I’m glad you like that. I think it comes in earlier. Sometimes, if I’m thinking, ‘is this a worthwhile story?’ I will read academic work on the subject—just to understand if there’s a rich discussion about this idea. Then, I’ll often read academic work as a way of thinking about the most important questions to ask people. I love reading anthropology, because in a way it’s a version of journalism—a more rigorous version—and you can see what other people are saying about the subject.
Sometimes I’ll introduce work in conversations, and it’s always nice when someone has read it —like if Naomi said, ‘yes! I’ve read this piece by Miranda Fricker,’ that would have been a really organic way to talk about her ideas. So I love when someone I’m writing about is reading something; then I can read it too, and we can build off that. When it comes to integrating the actual academic work into the writing, I try to only do it unless I can’t otherwise make the point, or there’s the question of giving credit to an idea that I wouldn’t have otherwise been able to articulate. But I am wary of putting it in for any reason other than because it thickens or advances a reader’s understanding of the narrative. I try not to do a dump of research, where I’d be horizontally explaining the situation without moving the narrative forward.
In other interviews, I’ve heard you describe how having a narrative that exists—either if it’s in psychiatry, or if it’s in media—can help people give meaning to their own sense of illness or crisis, by giving it language. That’s a big theme in the book. I’m wondering if you have thought that your own writing has done that. Say someone that’s struggling with one of these conditions picks up a copy of Strangers to Ourselves and it changes the way they think about it.
I mean, that would be the dream.
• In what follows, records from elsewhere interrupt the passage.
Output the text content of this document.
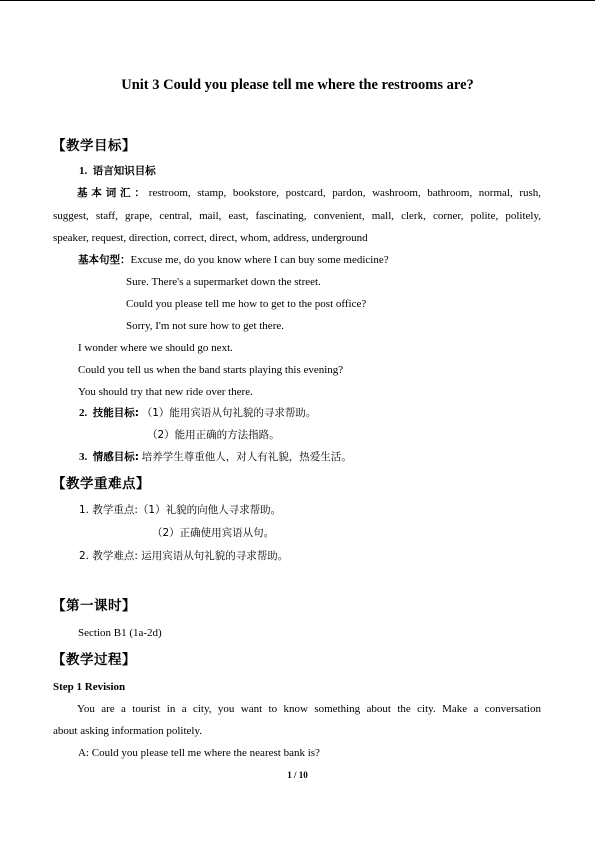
Unit 3 Could you please tell me where the restrooms are?
【教学目标】
1. 语言知识目标
基本词汇：restroom, stamp, bookstore, postcard, pardon, washroom, bathroom, normal, rush,
suggest, staff, grape, central, mail, east, fascinating, convenient, mall, clerk, corner, polite, politely,
speaker, request, direction, correct, direct, whom, address, underground
基本句型：Excuse me, do you know where I can buy some medicine?
Sure. There's a supermarket down the street.
Could you please tell me how to get to the post office?
Sorry, I'm not sure how to get there.
I wonder where we should go next.
Could you tell us when the band starts playing this evening?
You should try that new ride over there.
2. 技能目标: （1）能用宾语从句礼貌的寻求帮助。
（2）能用正确的方法指路。
3. 情感目标: 培养学生尊重他人，对人有礼貌，热爱生活。
【教学重难点】
1. 教学重点:（1）礼貌的向他人寻求帮助。
（2）正确使用宾语从句。
2. 教学难点: 运用宾语从句礼貌的寻求帮助。
【第一课时】
Section B1 (1a-2d)
【教学过程】
Step 1 Revision
You are a tourist in a city, you want to know something about the city. Make a conversation
about asking information politely.
A: Could you please tell me where the nearest bank is?
1 / 10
To make someone less lonely. My best reading experiences are like that: “oh my god, someone articulated this shape of experience that I wasn’t totally aware of, and now I am, and I feel this relief from a loneliness that I didn’t totally know I had” — that’s, to me, an amazing thing that reading does. So I would love it if someone had that experience.
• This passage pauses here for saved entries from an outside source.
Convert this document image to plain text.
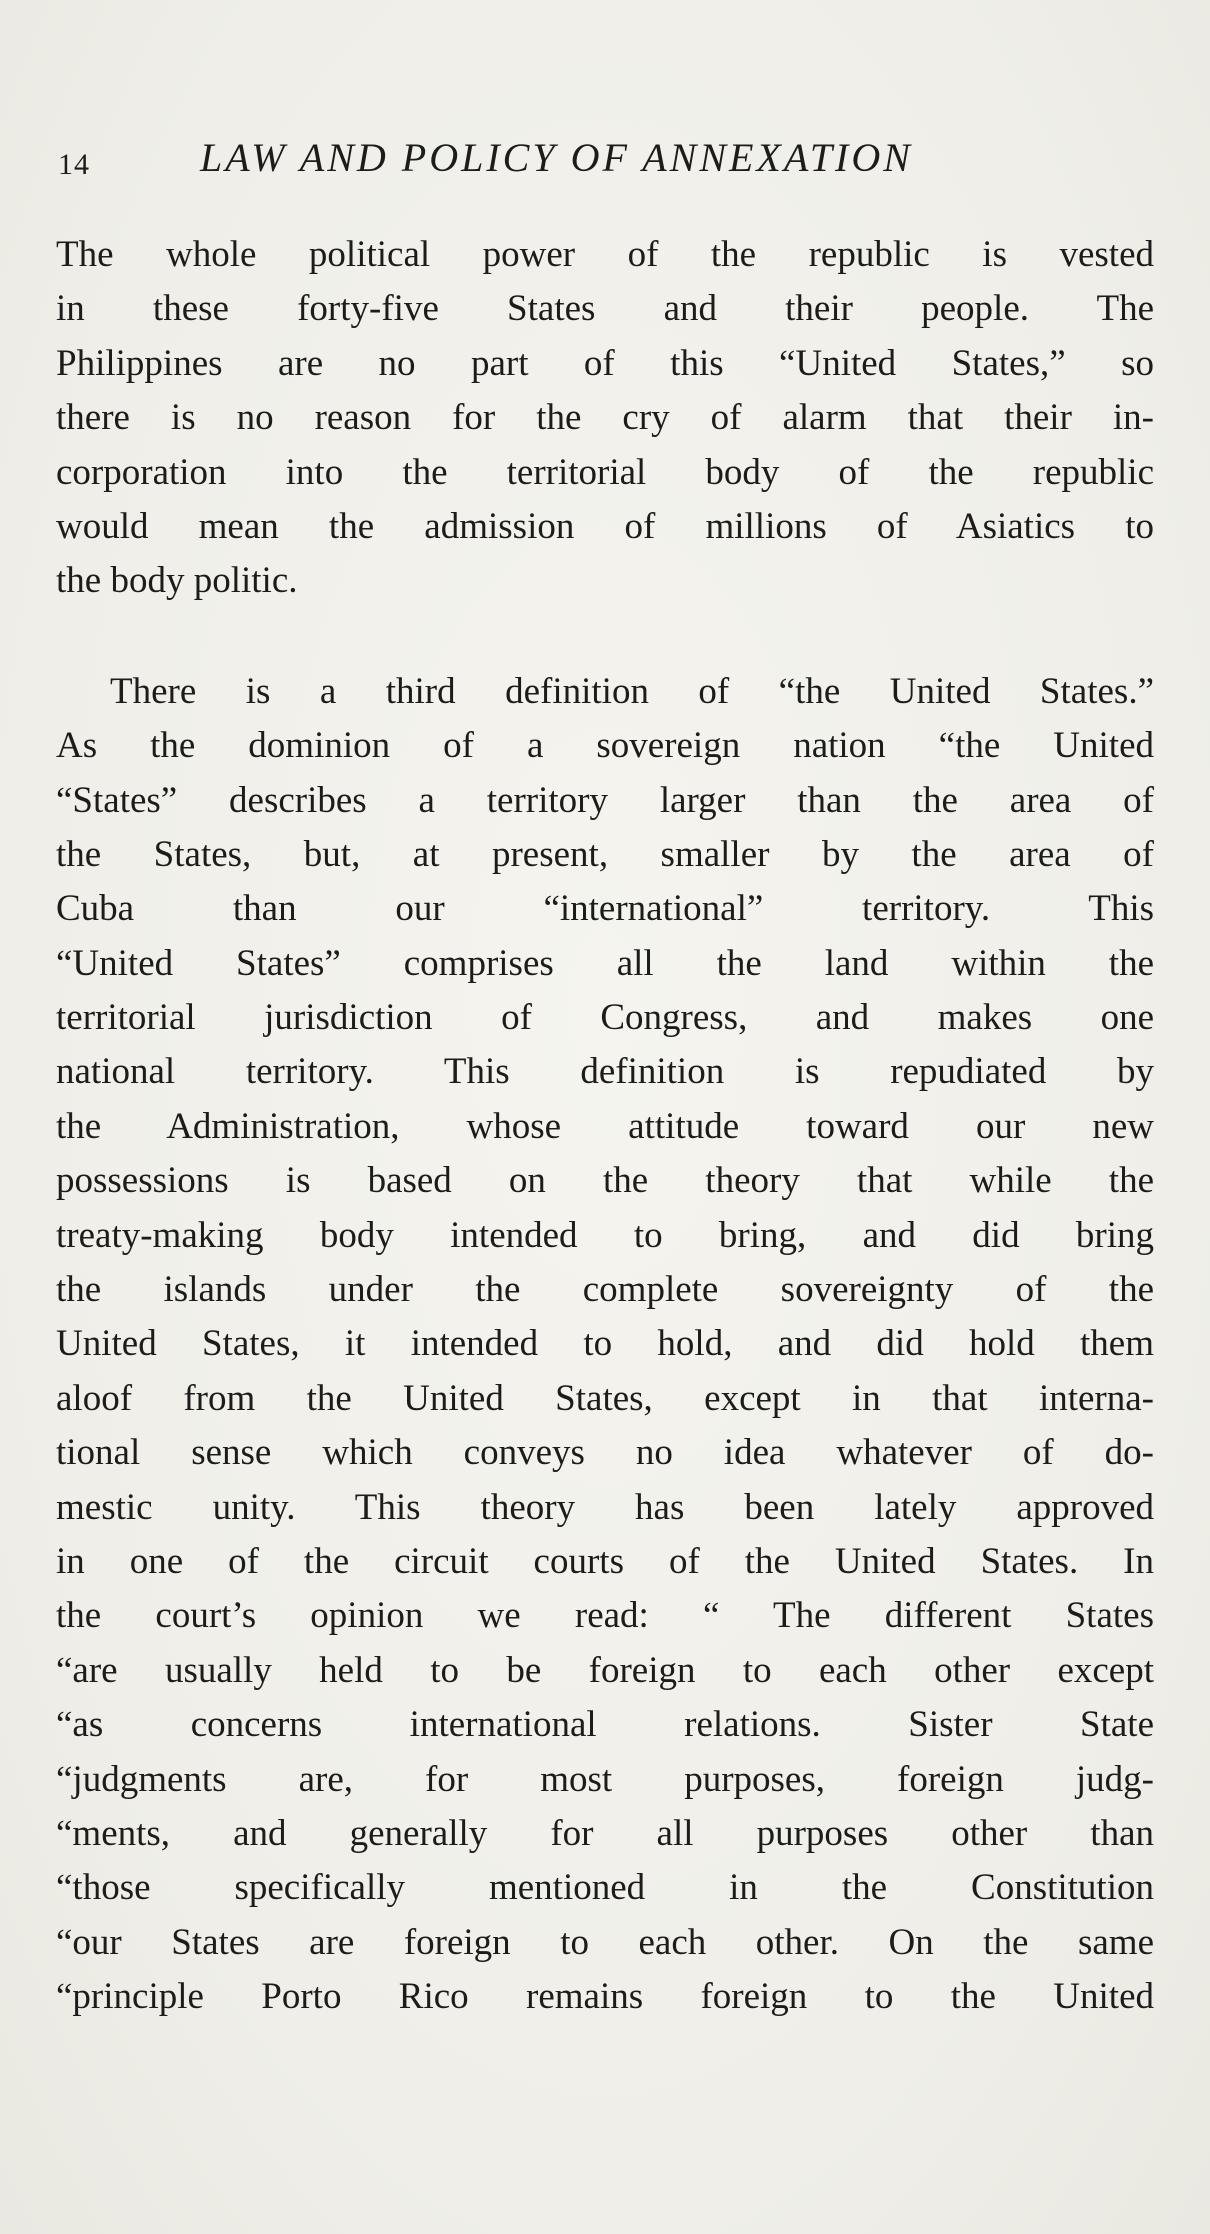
14	LAW AND POLICY OF ANNEXATION
The whole political power of the republic is vested
in these forty-five States and their people. The
Philippines are no part of this “United States,” so
there is no reason for the cry of alarm that their in-
corporation into the territorial body of the republic
would mean the admission of millions of Asiatics to
the body politic.
There is a third definition of “the United States.”
As the dominion of a sovereign nation “the United
“States” describes a territory larger than the area of
the States, but, at present, smaller by the area of
Cuba than our “international” territory. This
“United States” comprises all the land within the
territorial jurisdiction of Congress, and makes one
national territory. This definition is repudiated by
the Administration, whose attitude toward our new
possessions is based on the theory that while the
treaty-making body intended to bring, and did bring
the islands under the complete sovereignty of the
United States, it intended to hold, and did hold them
aloof from the United States, except in that interna-
tional sense which conveys no idea whatever of do-
mestic unity. This theory has been lately approved
in one of the circuit courts of the United States. In
the court’s opinion we read: “ The different States
“are usually held to be foreign to each other except
“as concerns international relations. Sister State
“judgments are, for most purposes, foreign judg-
“ments, and generally for all purposes other than
“those specifically mentioned in the Constitution
“our States are foreign to each other. On the same
“principle Porto Rico remains foreign to the United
That’s one other reason I loved the themes of the book. There are, for these individual people—for Hava, for example, it’s her partner—people they rely on who make them feel less alone. Was loneliness always a theme you anticipated in advance?
No, no. That was something I noticed after I finished writing, that people’s sense of recovery seemed to hinge on their sense of isolation. I was really interested in Frieda Fromm-Reichmann’s essay about loneliness, about how it’s this experience that’s so terrifying that people really don’t want to talk about it. It’s not seen as a phenomenon within psychiatry’s purview. So that emerged in part because I was seeing the moments of commonality in the lives of the people I was writing about.
It’s interesting because it seems like what makes that special could disappear if you tried to remedy it through policy—the spontaneity of personal relationships.
Right. But I do think there could be more of an emphasis on peer care, if other people have had similar experiences. There are more programs like that today, where people who have experiences with mental illness mentor and visit other people who are deeper in a crisis. I think that seems like a really important and financially viable method, rather than expecting that everyone’s going to have a deep relationship with their doctor.